The influential columnist approvingly cited an assertion that he said was making the rounds at the State Department, to the effect that the Palestinian leadership "wants a deal with Israel without any negotiations," while Israel's leadership "wants negotiations with the Palestinians without any deal."
And he went on to claim: "It is obvious that this Israeli government believes it can have peace with the Palestinians and keep the West Bank, this Palestinian Authority still can't decide whether to reconcile with the Jewish state or criminalize it and this Hamas leadership would rather let Palestinians live forever in the hellish squalor that is Gaza than give up its crazy fantasy of an Islamic Republic in Palestine."
Spot on, as regards the PA and Hamas. But Netanyahu's endorsement of Palestinian statehood stemmed from his reluctant acknowledgement that, never mind peace, we can't have a Jewish, democratic Israel and keep the West Bank. True, the prime minister has made plain he'd try to drive a harder bargain over territorial compromise than his immediate predecessor, but compromise, he knows, there emphatically will have to be.
"My goal is to achieve a permanent peace treaty between Israel and the Palestinians," Netanyahu reiterated in his address to the Jewish Federations of North America's General Assembly hours before his White House meeting, "and soon."
Strangely urging the very diplomatic disengagement for which Obama's predecessor George W. Bush was so protractedly excoriated, Friedman was also curiously sparing as regards the Obama administration's role in the current deadlock. Washington's demand for a full settlement freeze - as opposed to a freeze outside the major blocs and east Jerusalem - was plainly counterproductive. A moderated demand would have garnered considerable support in Israel, and the prime minister would have been hard-pressed to refuse it. The full-freeze demand prompted a predictable no from Netanyahu. And that, in turn, saw Abbas ruling out what might otherwise have been the unremarkable resumption of talks that had been conducted with such regularity in the Olmert era.

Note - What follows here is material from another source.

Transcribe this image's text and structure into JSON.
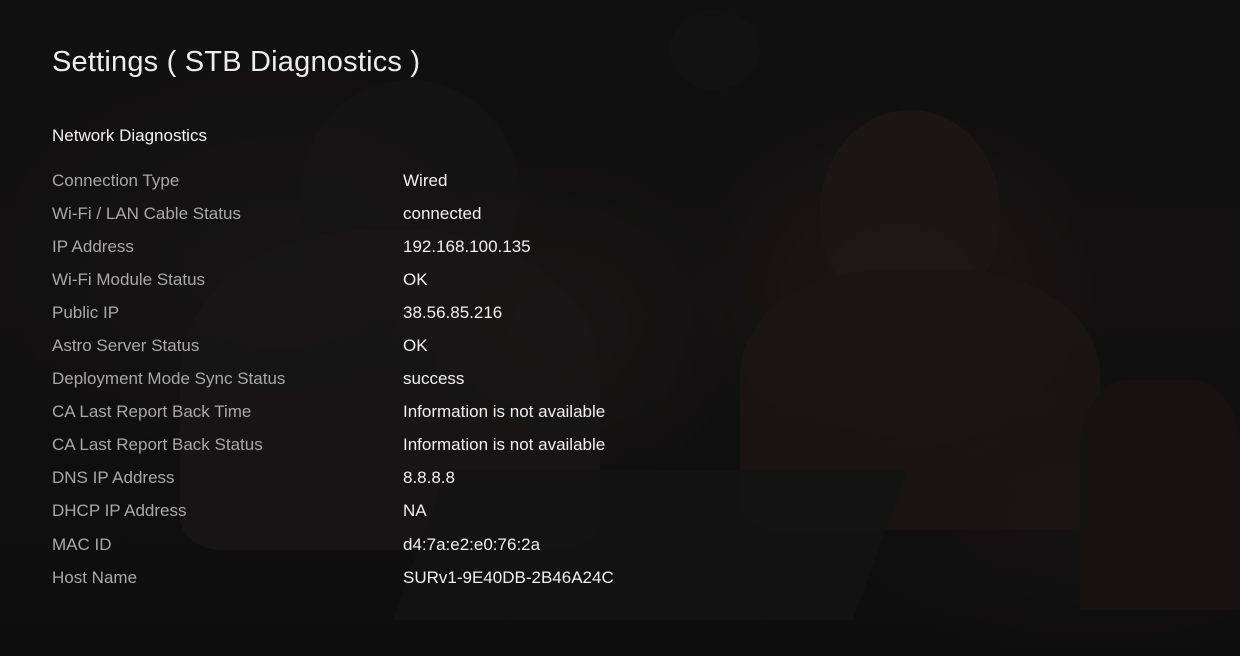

Perhaps Washington's evident reluctance to arrange the Monday night Obama-Netanyahu meeting, combined with Abbas's latest threats to resign, are designed to pressure Netanyahu into giving more ground on the matter of a settlement freeze. Friedman's article, with its encouragement of a White House time-out, might be intended to have a similar effect.
But the column's central suggestion, that Nobel Peace laureate Obama actually disengage from the Israeli-Palestinian conflict, is thoroughly improbable - however the president may assess the two sides' readiness for progress.
This, after all, is an administration whose officials - in stark contrast to the initial approach of the Bush administration - lay repeated stress on the centrality of Israeli-Palestinian progress to stability in the Middle East and beyond. This is a president who, the last time he sat with Netanyahu at the White House, in May, firmly rebuffed the prime minister's contention that there was little prospect of substantive progress with the Palestinians so long as Iran was traveling along the nuclear path and emboldening Hamas and Islamists everywhere.
"If there is a linkage between Iran and the Israeli-Palestinian peace process," Obama mused then, "I personally believe it actually runs the other way. To the extent that we can make peace with the Palestinians - between the Palestinians and the Israelis - then I actually think it strengthens our hand in the international community in dealing with the potential Iranian threat."
It is exceedingly difficult to square that presidential conviction with Friedman's new call for a time-out on the peace process. Unless, that is, we should be reading Friedman's column as inadvertent recognition that, when gauging how to prioritize between Israeli-Palestinian peace and thwarting the Iranian nuclear bid, Netanyahu had the equation the right way round.